Co-authors: Deepthi Varma1, Hannah Fechtel1, Kimberly Sibille1, Zhigang Li1, Robert L. Cook1, Yan Wang1 1University of Florida

Objective: Patient reported outcomes are critical to evaluate effectiveness of medical marijuana (MM) as a potential alternative treatment for chronic pain. The study objective was to examine overall perceived effectiveness of medical marijuana among middle-aged and older adults who were newly initiating MM for chronic pain management.

Methods: Interview data from participants in a three-month prospective pilot study on MM’s impact on chronic pain and related outcomes were analyzed to assess perceived effectiveness of MM. Participants answered an open-ended question “Overall how effective do you think the MM treatment is for your condition?” in a phone interview approximately one month after baseline, when participants were supposed to find a regimen with a relatively stable dose after self-titration. All responses were transcribed and analyzed using the RADaR (Rigorous and Accelerated Data Reduction) technique.

Results: 51 adults initiating MM for chronic pain were interviewed (52.9% male, mean age 54.4, SD = 12.0), with the majority (80.3%) identifying as Non-Hispanic White followed by Non-Hispanic Black (13.7%), Multi-racial (3.9%), and Hispanic White (2.0%). Most participants (62.7%) reported MM was effective for pain reduction. The common benefits mentioned included reduction in pain intensity, improved sleep quality, and reduced need for pain and psychiatric medications. Participants also mentioned improvements in mental wellbeing such as better mood, improved focus, and less anxiety, and improvements in physical mobility. Common challenges or concerns mentioned by participants included difficulty finding a suitable product or dose (e.g., could not find the ‘sweet spot’), and experiencing side effects such as ‘undesired high’, ‘stomach issues’, and a limited ‘threshold of pain’ treatable by product.

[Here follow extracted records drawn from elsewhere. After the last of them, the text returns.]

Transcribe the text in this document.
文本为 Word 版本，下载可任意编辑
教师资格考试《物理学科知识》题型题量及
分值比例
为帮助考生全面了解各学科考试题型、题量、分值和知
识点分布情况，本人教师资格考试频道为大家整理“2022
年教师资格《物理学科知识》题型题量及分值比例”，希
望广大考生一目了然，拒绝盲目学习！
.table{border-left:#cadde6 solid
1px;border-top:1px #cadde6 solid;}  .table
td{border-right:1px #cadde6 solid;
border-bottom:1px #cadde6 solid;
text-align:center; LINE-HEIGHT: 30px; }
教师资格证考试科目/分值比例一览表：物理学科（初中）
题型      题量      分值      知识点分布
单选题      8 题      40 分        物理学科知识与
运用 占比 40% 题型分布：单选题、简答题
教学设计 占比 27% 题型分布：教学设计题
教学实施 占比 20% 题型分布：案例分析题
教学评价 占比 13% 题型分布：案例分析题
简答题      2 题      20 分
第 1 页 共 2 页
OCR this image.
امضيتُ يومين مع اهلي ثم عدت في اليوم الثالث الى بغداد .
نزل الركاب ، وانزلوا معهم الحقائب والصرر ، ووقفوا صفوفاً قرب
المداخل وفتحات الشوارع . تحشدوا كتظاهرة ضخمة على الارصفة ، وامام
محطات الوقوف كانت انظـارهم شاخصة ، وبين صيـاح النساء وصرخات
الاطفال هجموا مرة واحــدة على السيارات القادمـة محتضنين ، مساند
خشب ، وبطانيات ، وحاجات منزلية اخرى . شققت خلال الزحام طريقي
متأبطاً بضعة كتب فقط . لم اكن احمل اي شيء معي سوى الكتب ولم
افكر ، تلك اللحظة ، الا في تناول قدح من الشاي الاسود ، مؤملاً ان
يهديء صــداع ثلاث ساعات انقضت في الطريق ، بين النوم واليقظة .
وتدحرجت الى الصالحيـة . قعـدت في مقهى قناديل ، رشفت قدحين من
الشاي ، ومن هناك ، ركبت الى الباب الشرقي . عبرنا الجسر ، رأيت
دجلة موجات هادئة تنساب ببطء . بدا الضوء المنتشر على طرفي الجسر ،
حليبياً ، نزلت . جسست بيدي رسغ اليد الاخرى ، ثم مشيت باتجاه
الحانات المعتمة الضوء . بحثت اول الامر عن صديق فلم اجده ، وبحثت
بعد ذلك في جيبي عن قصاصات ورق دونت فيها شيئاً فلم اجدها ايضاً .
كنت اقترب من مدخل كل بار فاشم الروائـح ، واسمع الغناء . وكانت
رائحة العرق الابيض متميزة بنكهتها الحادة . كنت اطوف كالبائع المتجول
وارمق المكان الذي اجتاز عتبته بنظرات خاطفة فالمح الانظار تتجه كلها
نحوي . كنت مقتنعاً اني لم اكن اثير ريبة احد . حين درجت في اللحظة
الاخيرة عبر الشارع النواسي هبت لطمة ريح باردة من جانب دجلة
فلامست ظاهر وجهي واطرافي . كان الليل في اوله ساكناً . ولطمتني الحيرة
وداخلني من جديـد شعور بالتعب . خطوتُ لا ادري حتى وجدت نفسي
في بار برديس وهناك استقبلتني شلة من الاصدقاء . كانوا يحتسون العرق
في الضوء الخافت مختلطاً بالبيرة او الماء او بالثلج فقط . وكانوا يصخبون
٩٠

Discussion: Findings suggest a majority of participants perceived MM to be effective overall for chronic pain management, with improved physical and mental functioning and reduction in other medications as commonly cited benefits. However, sides effects and difficulty in identifying proper product and dosage also warrant future investigation as MM becomes a more prevalent treatment option for chronic pain.